We were poring through the quarterly SEC filings of Amazon and were intrigued by one item in their Balance sheet, “Seller Receivables”. On further investigation, we found that it’s actually a business line within Amazon, which lends to sellers for inventory purchases. Btw, this business is mentioned in a small footnote at exactly one place in the entire 10Q filing and ditto in the annual 10K filings and obviously, nobody talks about it anywhere.
TAM: So, we looked at what is the potential of this business. Its current lending book size is $1.3B which is about 3x the size of Pagseguro, one of the largest Brazilian fintech with a similar receivables financing business for SMBs. Moreover, AMZN’s global TTM third-party seller services revenues were $107 B and so at $1.3B the business is not even scratching the surface. It’s growing in high teens CAGR for the last few years and that also seems to be due to the brakes amazon applied to this book of business during the pandemic to avoid any credit risk.

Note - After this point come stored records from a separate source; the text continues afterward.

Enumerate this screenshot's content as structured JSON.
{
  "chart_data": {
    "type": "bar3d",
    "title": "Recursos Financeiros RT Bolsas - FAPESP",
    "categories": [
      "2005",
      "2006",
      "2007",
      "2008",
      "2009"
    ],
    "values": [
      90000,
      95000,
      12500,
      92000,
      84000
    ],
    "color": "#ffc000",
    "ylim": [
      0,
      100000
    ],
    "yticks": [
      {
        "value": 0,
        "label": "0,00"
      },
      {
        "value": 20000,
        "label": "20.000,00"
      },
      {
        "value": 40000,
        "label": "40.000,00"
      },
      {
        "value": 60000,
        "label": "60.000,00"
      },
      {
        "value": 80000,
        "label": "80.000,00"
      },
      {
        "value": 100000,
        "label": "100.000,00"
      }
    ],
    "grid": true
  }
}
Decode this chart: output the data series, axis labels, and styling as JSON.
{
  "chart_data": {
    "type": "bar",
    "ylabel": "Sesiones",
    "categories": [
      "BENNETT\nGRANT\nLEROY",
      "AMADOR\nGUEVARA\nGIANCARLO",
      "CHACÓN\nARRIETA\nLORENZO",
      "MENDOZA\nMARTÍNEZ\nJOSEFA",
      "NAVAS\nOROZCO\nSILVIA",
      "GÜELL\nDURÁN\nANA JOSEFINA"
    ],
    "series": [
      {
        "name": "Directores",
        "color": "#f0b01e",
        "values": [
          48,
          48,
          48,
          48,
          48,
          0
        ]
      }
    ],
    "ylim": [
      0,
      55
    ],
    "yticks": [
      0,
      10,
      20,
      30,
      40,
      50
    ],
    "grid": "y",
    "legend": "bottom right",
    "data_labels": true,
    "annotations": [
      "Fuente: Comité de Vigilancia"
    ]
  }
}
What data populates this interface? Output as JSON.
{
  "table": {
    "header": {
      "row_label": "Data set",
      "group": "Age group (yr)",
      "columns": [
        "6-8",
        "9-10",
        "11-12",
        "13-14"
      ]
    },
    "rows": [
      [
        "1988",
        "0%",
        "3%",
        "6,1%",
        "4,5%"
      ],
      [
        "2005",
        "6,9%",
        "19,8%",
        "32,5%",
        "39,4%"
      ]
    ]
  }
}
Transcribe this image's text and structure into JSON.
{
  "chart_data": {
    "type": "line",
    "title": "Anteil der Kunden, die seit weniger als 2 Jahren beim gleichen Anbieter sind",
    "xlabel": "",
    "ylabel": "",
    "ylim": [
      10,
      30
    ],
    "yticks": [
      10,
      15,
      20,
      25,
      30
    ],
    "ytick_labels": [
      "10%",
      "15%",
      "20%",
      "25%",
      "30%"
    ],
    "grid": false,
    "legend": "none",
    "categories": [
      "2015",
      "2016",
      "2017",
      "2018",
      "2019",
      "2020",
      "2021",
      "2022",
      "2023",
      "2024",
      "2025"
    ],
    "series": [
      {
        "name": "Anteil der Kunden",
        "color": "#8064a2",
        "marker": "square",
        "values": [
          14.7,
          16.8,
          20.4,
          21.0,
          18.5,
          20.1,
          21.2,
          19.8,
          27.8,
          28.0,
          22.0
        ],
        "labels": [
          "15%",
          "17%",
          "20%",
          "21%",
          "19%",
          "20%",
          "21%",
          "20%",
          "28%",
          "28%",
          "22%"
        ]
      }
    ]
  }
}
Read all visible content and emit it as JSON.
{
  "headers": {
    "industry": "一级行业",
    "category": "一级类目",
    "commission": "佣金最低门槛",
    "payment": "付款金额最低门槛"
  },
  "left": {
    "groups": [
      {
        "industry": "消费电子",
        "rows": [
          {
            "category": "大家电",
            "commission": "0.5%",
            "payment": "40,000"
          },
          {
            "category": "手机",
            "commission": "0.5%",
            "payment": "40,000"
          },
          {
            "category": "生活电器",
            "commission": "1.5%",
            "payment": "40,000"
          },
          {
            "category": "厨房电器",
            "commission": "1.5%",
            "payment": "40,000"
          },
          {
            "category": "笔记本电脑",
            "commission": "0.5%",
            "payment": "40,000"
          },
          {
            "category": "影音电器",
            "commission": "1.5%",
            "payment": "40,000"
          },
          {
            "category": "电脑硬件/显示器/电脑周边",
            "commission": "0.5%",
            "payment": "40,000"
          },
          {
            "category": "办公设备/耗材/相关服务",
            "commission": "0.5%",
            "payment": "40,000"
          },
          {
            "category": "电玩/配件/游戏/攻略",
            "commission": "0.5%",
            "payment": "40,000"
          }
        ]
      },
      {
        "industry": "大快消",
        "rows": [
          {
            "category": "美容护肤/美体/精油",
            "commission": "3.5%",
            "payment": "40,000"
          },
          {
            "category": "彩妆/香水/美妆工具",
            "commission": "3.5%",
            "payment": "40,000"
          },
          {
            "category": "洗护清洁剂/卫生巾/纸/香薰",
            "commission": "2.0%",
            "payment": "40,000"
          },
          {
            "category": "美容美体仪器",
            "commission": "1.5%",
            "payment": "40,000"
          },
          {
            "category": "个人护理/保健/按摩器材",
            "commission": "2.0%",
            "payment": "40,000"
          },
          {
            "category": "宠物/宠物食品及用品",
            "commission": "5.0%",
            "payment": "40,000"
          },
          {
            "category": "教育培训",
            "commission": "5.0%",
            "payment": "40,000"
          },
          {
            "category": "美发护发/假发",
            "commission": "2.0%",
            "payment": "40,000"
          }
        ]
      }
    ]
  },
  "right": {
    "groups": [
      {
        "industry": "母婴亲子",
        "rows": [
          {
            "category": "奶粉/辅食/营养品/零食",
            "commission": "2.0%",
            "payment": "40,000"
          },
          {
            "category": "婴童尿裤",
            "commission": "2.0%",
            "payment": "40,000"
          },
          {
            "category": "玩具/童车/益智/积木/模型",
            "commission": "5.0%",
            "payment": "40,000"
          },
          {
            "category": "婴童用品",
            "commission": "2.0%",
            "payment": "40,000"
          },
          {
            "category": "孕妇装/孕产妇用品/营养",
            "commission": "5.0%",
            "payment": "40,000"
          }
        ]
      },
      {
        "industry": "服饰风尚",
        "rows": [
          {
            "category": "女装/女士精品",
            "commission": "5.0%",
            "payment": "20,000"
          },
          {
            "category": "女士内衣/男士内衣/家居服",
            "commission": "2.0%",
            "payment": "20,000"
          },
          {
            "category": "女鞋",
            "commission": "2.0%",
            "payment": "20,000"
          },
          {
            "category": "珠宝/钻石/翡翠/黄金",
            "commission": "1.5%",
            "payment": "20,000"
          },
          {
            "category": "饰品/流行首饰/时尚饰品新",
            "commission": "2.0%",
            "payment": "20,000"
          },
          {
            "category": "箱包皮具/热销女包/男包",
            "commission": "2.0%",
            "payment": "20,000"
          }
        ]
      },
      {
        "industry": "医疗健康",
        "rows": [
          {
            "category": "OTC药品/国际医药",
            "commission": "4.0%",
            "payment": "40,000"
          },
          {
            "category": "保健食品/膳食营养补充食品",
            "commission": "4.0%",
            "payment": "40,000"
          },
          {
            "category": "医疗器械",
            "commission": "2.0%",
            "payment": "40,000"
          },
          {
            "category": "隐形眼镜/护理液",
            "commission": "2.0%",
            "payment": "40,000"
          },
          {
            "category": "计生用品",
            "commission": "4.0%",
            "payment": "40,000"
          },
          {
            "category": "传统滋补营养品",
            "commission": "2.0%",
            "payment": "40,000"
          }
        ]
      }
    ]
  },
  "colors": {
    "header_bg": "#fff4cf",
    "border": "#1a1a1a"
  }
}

Earnings Impact: At its current size the earnings impact is not material, however, as the business keeps growing in size and even if it captures 20% of amazon’s third-party sales it would be one of the top SMB lenders in the world and would be quite material to earnings as it grows. The program is by invitation only and loans disbursed are in the range of $1000-$750,000. We believe this could be the next driver of growth for Amazon outside of AWS.